Facts About Girls’ Education in South Africa
- In many African countries, far more boys attend school than girls. In South Africa, primary school enrollment rates are roughly equal: from 2008-2012, the primary school enrollment rate for boys was 89.7 percent; for girls, it was 90.9 percent.
- However, these enrollment rates hide the large racial disparities that exist in South Africa’s education system. Though South Africa has made progress in reducing racial discrimination since the end of apartheid (a system of extreme racial segregation and discrimination that lasted from 1948-1994), racial inequality is still persistent. In general, black girls are at a severe disadvantage compared to white girls in receiving quality education.
- One reason for the racial disparities in South Africa’s education system is the racial disparity in poverty. In 2015, 27.9 percent of black Africans were unemployed compared to 7 percent of white people. The poverty rate for Africans is 38 times higher than that of whites. Millions of people classified as black or colored under apartheid live in townships and informal settlements in extreme poverty, while a majority of whites live in cities and nice suburbs. This racial inequality is detrimental to non-white girls trying to achieve the same education as white girls and boys.
- Girls are also at a disadvantage in attaining quality education because of the patriarchal nature of South African society. Women occupy a lower social status than men and are socialized to work in the home and be mothers. This deemphasizes the importance of receiving an education.
- At around 7.1 million, South Africa has the most people living with HIV/AIDs in the world. This figure is more than double the number of people living with HIV/AIDS in Nigeria, the country with the second highest HIV/AIDS population. Girls and women are four times more likely to be HIV-positive than boys and men, which may lead them to drop out of school. Girls are also often forced to drop out of school to care for family members living with HIV/AIDS which limits girls’ opportunities to pursue careers that could lift them out of poverty.
- The rate of crime in the townships in which millions live, particularly gender-based violence, is extremely high compared to those in the suburbs of major cities. Many schools are far from children’s homes, forcing children to walk long distances to school. This exposes girls to the risk of violence on their travels to and from school.
- Violence against girls in school is a serious issue in South Africa. Girls face sexual harassment and assault in schools from both fellow students and teachers. These occurrences cause girls to fear going to school, and some to stop going altogether. Girls cannot learn well under these circumstances.
- Various programs have been developed to work to improve girls’ education in South Africa. One is the Girls Education Movement (GEM), which was launched in South Africa in 2003. The program aims to give girls equal access to education, make schools safer for girls and improve the quality of girls’ education. GEM is run via school-based, boys and girls clubs and has been implemented in each of South Africa’s nine provinces.
- Technogirls is a project that works to support girls in pursuing careers in math, science and technology — typically male-dominated fields. Girls from rural disadvantaged communities are given priority in the selection process. Girls who are selected become interns in various companies and enter a mentoring and skills development program with scholarship opportunities.
- The United Nations Educational and Scientific Cultural Organization (UNESCO) works to ensure that every person has access to a quality education.
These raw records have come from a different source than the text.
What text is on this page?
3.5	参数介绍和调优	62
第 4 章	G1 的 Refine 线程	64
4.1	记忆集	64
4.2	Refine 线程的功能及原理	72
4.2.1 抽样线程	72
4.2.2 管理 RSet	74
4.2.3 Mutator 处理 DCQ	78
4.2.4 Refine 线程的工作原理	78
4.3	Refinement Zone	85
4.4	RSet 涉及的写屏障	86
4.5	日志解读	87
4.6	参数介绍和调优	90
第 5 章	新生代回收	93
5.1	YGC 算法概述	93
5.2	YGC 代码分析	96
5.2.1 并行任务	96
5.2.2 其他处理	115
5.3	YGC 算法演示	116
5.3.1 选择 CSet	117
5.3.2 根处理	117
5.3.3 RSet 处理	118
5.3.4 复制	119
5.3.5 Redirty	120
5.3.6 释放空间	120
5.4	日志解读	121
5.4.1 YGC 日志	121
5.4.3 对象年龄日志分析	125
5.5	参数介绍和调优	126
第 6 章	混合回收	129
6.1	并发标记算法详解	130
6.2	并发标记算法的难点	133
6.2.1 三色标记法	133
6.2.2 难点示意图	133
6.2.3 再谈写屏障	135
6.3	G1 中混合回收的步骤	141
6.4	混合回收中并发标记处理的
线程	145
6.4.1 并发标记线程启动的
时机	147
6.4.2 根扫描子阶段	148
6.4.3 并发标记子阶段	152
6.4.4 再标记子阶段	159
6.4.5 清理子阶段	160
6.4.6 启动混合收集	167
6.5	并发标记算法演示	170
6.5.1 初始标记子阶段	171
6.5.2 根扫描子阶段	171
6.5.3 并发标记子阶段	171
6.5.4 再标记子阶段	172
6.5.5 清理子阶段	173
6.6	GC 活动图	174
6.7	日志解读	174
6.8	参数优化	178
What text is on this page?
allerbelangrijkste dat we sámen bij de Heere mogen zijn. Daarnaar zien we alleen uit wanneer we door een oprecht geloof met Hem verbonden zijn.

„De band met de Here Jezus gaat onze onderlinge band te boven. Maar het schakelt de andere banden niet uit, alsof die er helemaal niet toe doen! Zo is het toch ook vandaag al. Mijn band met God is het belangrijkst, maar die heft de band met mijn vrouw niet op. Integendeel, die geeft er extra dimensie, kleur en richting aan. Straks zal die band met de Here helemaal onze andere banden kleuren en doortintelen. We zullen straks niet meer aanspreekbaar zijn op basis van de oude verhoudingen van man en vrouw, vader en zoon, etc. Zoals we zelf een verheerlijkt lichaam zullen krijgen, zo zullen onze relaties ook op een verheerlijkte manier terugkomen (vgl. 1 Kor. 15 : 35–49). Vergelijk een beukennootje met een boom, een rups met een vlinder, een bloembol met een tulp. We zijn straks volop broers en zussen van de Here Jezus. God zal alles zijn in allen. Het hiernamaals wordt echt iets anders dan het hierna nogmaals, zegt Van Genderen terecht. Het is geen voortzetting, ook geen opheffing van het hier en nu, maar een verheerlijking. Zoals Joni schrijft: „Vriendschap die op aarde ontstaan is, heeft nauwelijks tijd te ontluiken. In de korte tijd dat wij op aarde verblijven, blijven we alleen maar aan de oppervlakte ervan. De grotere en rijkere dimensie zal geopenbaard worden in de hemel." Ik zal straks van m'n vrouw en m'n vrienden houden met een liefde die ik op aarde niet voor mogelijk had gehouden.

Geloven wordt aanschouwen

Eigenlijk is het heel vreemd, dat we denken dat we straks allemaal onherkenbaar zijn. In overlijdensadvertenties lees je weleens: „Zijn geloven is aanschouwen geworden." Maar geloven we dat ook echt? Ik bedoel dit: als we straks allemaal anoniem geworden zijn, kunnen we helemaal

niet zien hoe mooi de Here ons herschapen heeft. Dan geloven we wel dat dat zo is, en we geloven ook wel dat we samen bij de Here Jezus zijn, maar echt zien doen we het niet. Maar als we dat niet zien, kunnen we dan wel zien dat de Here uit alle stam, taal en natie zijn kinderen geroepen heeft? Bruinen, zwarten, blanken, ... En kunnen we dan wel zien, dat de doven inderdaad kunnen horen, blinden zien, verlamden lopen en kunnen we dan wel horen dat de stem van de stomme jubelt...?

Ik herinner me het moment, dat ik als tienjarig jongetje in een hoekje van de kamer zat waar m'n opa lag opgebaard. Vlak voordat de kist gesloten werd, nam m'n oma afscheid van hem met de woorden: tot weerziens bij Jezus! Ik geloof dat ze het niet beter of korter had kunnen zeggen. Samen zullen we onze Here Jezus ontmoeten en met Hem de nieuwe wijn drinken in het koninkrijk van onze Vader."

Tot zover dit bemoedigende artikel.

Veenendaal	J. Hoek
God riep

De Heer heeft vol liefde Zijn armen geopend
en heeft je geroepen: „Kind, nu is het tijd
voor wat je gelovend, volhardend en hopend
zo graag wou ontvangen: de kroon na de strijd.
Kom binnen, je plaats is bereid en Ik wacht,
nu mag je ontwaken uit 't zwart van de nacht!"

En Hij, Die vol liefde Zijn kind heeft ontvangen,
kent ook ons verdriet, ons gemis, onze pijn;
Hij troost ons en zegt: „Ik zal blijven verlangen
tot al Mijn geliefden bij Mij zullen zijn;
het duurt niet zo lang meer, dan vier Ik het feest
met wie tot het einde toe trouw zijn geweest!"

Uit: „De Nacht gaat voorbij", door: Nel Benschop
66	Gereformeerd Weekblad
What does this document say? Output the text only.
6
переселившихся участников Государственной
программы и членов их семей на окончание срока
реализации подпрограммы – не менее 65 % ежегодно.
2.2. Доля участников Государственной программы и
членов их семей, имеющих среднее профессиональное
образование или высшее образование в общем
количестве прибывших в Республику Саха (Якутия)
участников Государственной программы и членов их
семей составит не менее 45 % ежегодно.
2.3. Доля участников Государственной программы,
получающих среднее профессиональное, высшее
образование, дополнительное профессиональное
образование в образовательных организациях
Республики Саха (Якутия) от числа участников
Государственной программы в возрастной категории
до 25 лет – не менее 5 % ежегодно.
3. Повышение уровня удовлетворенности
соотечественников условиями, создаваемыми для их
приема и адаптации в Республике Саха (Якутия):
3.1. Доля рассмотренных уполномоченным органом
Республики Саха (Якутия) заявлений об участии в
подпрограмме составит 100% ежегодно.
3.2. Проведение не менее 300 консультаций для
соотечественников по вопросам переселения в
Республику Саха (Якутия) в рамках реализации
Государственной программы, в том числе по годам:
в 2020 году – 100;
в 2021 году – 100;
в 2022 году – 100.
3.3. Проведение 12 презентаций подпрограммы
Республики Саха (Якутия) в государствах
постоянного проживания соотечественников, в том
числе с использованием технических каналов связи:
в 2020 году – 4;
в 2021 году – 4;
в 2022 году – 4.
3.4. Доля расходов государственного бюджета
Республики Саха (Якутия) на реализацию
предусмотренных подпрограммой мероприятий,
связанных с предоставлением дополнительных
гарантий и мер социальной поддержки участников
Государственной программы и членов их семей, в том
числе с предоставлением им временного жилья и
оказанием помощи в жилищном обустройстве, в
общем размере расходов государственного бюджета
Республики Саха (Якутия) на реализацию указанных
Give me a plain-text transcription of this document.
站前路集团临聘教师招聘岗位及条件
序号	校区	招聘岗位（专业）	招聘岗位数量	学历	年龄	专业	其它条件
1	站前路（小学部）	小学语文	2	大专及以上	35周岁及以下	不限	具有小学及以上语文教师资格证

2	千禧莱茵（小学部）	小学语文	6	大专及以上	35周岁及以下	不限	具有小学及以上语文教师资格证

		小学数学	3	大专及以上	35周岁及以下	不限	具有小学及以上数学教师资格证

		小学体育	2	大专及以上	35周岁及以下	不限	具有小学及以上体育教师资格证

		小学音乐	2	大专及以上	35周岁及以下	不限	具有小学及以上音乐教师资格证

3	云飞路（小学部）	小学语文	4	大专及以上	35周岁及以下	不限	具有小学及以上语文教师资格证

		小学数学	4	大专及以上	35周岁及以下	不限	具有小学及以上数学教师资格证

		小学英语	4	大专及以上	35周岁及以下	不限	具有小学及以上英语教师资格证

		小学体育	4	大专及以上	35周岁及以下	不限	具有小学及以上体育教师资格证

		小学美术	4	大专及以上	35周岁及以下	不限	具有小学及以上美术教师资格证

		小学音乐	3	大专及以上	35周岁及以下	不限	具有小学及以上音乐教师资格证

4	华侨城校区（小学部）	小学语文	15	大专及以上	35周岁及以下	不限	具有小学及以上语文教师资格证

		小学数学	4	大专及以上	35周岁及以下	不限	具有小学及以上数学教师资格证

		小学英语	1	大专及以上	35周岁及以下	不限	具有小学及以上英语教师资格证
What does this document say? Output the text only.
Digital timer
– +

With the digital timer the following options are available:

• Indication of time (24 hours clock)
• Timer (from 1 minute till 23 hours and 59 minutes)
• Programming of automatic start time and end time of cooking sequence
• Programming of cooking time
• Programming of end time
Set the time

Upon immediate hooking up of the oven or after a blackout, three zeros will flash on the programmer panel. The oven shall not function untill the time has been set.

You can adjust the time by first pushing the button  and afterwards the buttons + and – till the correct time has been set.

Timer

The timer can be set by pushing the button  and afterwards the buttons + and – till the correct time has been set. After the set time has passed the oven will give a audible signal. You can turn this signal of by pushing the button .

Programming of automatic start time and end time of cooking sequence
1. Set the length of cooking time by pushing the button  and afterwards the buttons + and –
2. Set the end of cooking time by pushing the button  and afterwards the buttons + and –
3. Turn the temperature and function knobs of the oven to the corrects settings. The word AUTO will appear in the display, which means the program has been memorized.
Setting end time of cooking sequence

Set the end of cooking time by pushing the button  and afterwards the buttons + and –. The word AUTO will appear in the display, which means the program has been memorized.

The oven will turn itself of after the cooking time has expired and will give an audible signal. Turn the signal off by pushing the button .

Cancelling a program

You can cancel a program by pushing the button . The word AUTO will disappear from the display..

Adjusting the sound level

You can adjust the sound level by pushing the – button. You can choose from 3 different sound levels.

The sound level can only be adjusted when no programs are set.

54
The continent of Africa and gender equality are two of UNESCO’s top global priorities, and UNESCO is active in promoting gender equality in South Africa’s education system.
Room for Growth
Successful girls and women are critical to furthering the development of developing countries such as South Africa. For girls to be successful, they need equal access to a quality education. Though there are many challenges among these facts about girls’ education in South Africa, GEM, Technogirls and UNESCO are making strides in the right direction.
These initiatives not only improve girls’ education in South Africa, but they also provide an example by which other developing countries can improve their education systems for girls.